More and more these days, I’m seeing residential landscapes with the tag “sustainable” attached. I sometimes wonder if designers don’t tack that on for marketing reasons, to position them for magazine publication, or to enter an awards competition. This month’s cover project, “La Casa Verde” in San Francisco’s Mission District, goes far beyond such tokenism. It features, among other things, a wind turbine to produce electricity for the house and two large cisterns under the patio that collect rainwater for use in the house and to be fed into a drip irrigation system for the garden and terraces. Other features include green roof panels for insulation, reused lumber, and solar panels to produce hot water—and all of this in a very dense urban neighborhood.

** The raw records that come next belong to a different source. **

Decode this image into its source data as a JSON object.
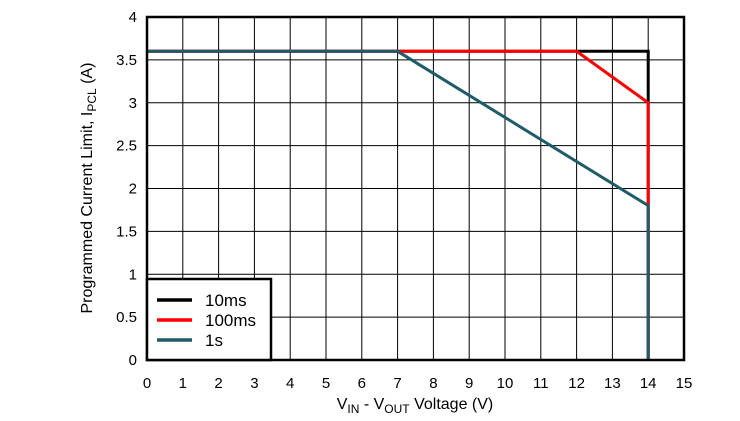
{
  "chart_data": {
    "type": "line",
    "title": "",
    "xlabel": {
      "parts": [
        {
          "t": "V",
          "sub": false
        },
        {
          "t": "IN",
          "sub": true
        },
        {
          "t": " - V",
          "sub": false
        },
        {
          "t": "OUT",
          "sub": true
        },
        {
          "t": " Voltage (V)",
          "sub": false
        }
      ]
    },
    "ylabel": {
      "parts": [
        {
          "t": "Programmed Current Limit, I",
          "sub": false
        },
        {
          "t": "PCL",
          "sub": true
        },
        {
          "t": " (A)",
          "sub": false
        }
      ]
    },
    "xlim": [
      0,
      15
    ],
    "ylim": [
      0,
      4
    ],
    "xticks": [
      0,
      1,
      2,
      3,
      4,
      5,
      6,
      7,
      8,
      9,
      10,
      11,
      12,
      13,
      14,
      15
    ],
    "yticks": [
      0,
      0.5,
      1,
      1.5,
      2,
      2.5,
      3,
      3.5,
      4
    ],
    "xtick_labels": [
      "0",
      "1",
      "2",
      "3",
      "4",
      "5",
      "6",
      "7",
      "8",
      "9",
      "10",
      "11",
      "12",
      "13",
      "14",
      "15"
    ],
    "ytick_labels": [
      "0",
      "0.5",
      "1",
      "1.5",
      "2",
      "2.5",
      "3",
      "3.5",
      "4"
    ],
    "grid": true,
    "legend_position": "bottom-left",
    "series": [
      {
        "name": "10ms",
        "color": "#000000",
        "x": [
          0,
          14,
          14
        ],
        "y": [
          3.6,
          3.6,
          0
        ]
      },
      {
        "name": "100ms",
        "color": "#ff0000",
        "x": [
          0,
          12,
          14,
          14
        ],
        "y": [
          3.6,
          3.6,
          3.0,
          0
        ]
      },
      {
        "name": "1s",
        "color": "#1f5b68",
        "x": [
          0,
          7,
          14,
          14
        ],
        "y": [
          3.6,
          3.6,
          1.8,
          0
        ]
      }
    ]
  }
}
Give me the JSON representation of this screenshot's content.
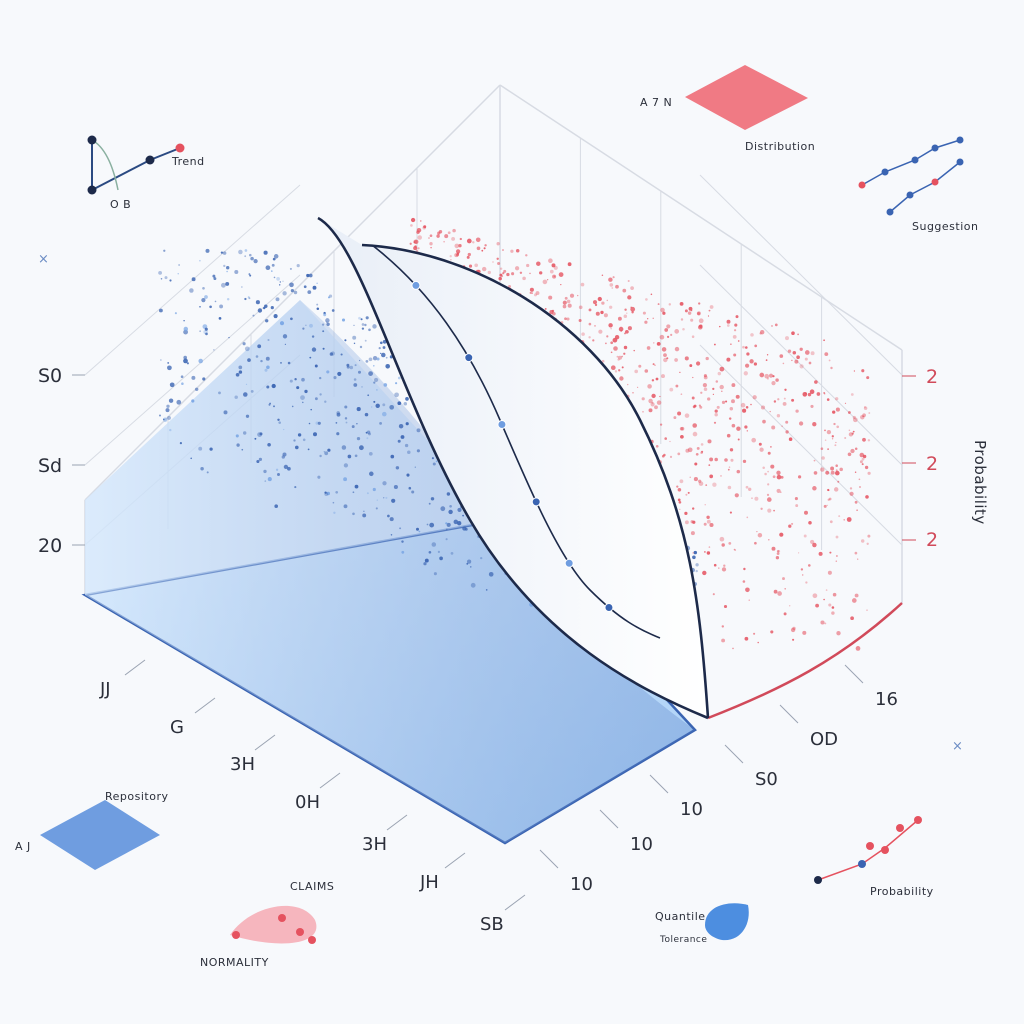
{
  "colors": {
    "blue": "#8ec0f2",
    "blue_dark": "#3a64b2",
    "red": "#e5525f",
    "curve": "#1d2a4a",
    "grid": "#d7dbe3",
    "background": "#f7f9fc"
  },
  "chart_data": {
    "type": "scatter",
    "title": "",
    "style": "isometric-3d",
    "grid": true,
    "y_left_ticks": [
      "S0",
      "Sd",
      "20"
    ],
    "y_right_ticks": [
      "2",
      "2",
      "2"
    ],
    "y_right_label": "Probability",
    "x_front_ticks": [
      "JJ",
      "G",
      "3H",
      "0H",
      "3H",
      "JH",
      "SB"
    ],
    "x_right_ticks": [
      "16",
      "OD",
      "S0",
      "10",
      "10",
      "10"
    ],
    "series": [
      {
        "name": "",
        "color": "#3a64b2",
        "region": "left"
      },
      {
        "name": "",
        "color": "#e5525f",
        "region": "right"
      }
    ],
    "center_curve_points": [
      {
        "t": 0.12
      },
      {
        "t": 0.3
      },
      {
        "t": 0.45
      },
      {
        "t": 0.62
      },
      {
        "t": 0.76
      },
      {
        "t": 0.88
      }
    ]
  },
  "legend": {
    "top_left_label": "Trend",
    "top_left_sub": "O B",
    "top_center_label": "Distribution",
    "top_center_sub": "A 7 N",
    "top_right_label": "Suggestion",
    "bottom_left_label": "Repository",
    "bottom_left_sub": "A J",
    "bottom_center_label": "CLAIMS",
    "bottom_center_sub": "NORMALITY",
    "bottom_right_label": "Probability",
    "bottom_mid_label": "Quantile",
    "bottom_mid_sub": "Tolerance"
  }
}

Not that all the sustainable details turned out exactly as planned. “Green” landscapes are very much in the trial-and-error phase, and the owner and the landscape architects admit that they learned some hard lessons in creating La Casa Verde. But even with such caveats, La Casa Verde pushes the envelope in terms of what is possible in a city.
But what about the cost of all those bells and whistles? “It’s not practical for everyone to put in a $35,000 wind turbine,” the landscape architect admits, “or expensive water catchment system with cisterns.” So is the sustainable home landscape just another privilege of the well to do?
Maybe not. The average home owner can do a lot on a shoestring to make his or her home grounds more environmentally friendly. He or she can build a compost pile, replace all or part of the lawn with drought-tolerant plants, even dig and plant a rain garden. How-to information is available from the friendly county extension service and other sources—no landscape professional required.
It’s clear what the landscape architect’s role is on high-dollar projects like La Casa Verde: integrating complicated systems such as cisterns and, of course, ensuring that the landscape aesthetics are ready for the photo shoot. But where the big budget is not available, is there a practice opportunity in making ordinary home landscapes more sustainable—or will the landscape designers beat the landscape architects to this market niche? Here in the nation’s capital, George Washington University’s program in landscape design now offers a Certificate in Sustainable Landscapes to teach landscape designers “best practices in landscape conservation and sustainability, adapted to the small-scale landscape at the neighborhood level.”
In today’s shrinking market, when high-dollar residential projects like La Casa Verde may be fewer and farther between, there may be a market for “greening” the average home landscape. Who’s going to corner it?